Cuando Fito estaba llegando a sus 30 años de vida, llegó el amor, después del amor, y se transformó en disco. «El amor después del amor» se convertiría en el álbum más vendido de la historia del rock argentino, y allí se desplegaba todo el universo musical de Fito Paez, en donde las voces de mujeres tenían protagonismo: Fabi Cantilo, Celeste Carballo, Claudia Puyo, Mercedes Sosa, convergieron en este álbum, y muchas otras artistas, ya habían cruzado, o cruzarán, sus caminos musicales con el de Fito, como Liliana Herrero, Alina Gandini, Laura Vázquez, Lali Espósito, Nicki Nicole, Zoe Gatusso.

«Circo Beat»

Siguen corriendo los años 90, y Fito instala su «Circo Beat» de puertas abiertas.

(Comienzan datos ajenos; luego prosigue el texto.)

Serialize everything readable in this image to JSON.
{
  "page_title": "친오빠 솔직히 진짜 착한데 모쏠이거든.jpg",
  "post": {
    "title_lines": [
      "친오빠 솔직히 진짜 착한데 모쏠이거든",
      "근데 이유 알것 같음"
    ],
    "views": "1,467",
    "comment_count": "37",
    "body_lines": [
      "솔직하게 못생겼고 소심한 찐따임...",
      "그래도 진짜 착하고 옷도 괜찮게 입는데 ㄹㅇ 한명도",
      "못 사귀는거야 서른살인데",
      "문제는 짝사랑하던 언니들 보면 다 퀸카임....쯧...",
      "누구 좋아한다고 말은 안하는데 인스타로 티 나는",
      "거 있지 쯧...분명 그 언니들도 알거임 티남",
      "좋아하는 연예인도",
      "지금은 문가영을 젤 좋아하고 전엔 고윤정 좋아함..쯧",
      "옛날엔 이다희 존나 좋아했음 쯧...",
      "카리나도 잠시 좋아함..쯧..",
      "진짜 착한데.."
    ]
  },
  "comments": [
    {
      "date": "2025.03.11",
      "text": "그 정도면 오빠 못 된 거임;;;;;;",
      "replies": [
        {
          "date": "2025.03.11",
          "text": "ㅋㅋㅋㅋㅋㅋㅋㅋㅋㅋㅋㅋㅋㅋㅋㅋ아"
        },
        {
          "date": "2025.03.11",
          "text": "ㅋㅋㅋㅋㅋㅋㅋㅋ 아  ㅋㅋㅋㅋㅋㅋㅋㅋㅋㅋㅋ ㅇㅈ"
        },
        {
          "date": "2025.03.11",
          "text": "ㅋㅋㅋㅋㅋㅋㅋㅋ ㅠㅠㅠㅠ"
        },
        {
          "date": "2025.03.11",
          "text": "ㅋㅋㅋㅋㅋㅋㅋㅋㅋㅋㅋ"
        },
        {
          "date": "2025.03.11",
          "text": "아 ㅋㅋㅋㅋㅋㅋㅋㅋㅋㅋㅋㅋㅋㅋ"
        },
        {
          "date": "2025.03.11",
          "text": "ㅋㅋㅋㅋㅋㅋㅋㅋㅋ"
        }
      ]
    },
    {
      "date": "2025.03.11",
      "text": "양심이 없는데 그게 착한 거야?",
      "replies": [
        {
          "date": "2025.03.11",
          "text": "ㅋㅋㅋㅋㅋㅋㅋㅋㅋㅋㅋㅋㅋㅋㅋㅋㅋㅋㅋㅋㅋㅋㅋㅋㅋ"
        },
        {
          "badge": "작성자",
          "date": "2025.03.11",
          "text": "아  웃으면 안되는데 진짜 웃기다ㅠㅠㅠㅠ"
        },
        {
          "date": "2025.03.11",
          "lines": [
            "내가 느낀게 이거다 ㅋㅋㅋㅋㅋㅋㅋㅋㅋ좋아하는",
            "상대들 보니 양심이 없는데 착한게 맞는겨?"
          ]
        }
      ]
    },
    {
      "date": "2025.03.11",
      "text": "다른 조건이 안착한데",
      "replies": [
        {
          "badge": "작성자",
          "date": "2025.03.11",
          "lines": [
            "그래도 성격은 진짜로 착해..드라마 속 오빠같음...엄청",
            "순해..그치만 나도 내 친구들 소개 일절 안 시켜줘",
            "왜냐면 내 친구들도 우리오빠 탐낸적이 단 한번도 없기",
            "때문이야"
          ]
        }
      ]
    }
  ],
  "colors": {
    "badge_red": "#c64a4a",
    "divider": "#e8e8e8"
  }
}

«Esta payasada política que tenemos alrededor; el circo es también el Sargento Pepper al lado de la bolsa de papas y los gauchos; el circo es una mariposa contra una tela de araña y una lagartija cuidándola. Todo eso es este circo», describía él mismo en una entrevista para la televisión mexicana del año 1995.

«Dar es dar»

«‘Dar es dar’ es un poco lo bueno que pude aprender de Charly. Esa actitud de despojo. Incluso, hecho en los tonos de Charly, a la manera de ‘Peluca Telefónica’, con ese desparpajo tan genial que tiene ese tema. Habla de dar, y lo que recibís también es libertad; y un poco contra los traumatismos, contra el hedonismo psicoanalítico, contra la tensión, contra el resentimiento, contra la agresión de la cual soy víctima también: dar es dar», se lo escucha decir en una entrevista realizada como parte del material promocional de su disco «Euforia» (1996), en el que está incluida esta canción.

«Gente en la calle»

Nuevas generaciones de cantantes y de públicos continúan sumándose a la obra de Fito, siempre vigente, y con el amor intacto. Pueden escucharse las hermosas versiones de Zoe Gotusso de “Fue amor”, o de “Un vestido y un amor”, grabadas cuando aun era parte del duo Salvapantallas; a Nicki Nicole, que en la versión acústica de su hit «Plegarias» rinde un homenaje al maestro de la canción, incorporando versos de “Brillante sobre el mic”; o bien a Lali Espósito, que suele incluir en su repertorio una canción de Fito, y que fue su invitada a participar de uno de los últimos trabajos del rosarino, «Gente en la calle».

«Los años salvajes»

Y finalmente, la canción que se abre paso en el álbum «Los años salvajes» (2021), junto a Fabi Cantilo, y su reflexión:

«Es una canción que deriva de la autobiografía que escribí en pandemia. Recuerdo épocas de juventud, sin nostalgia, sin opinión tampoco. Los hechos empíricos, en fin. Y, al final tiene una frase muy hermosa que dice ‘estos son mis años salvajes. El infinito está ahí afuera. Ya estoy curioso del vuelo’.

Infinitos 60 años, Fito. Y vida infinita a estas canciones.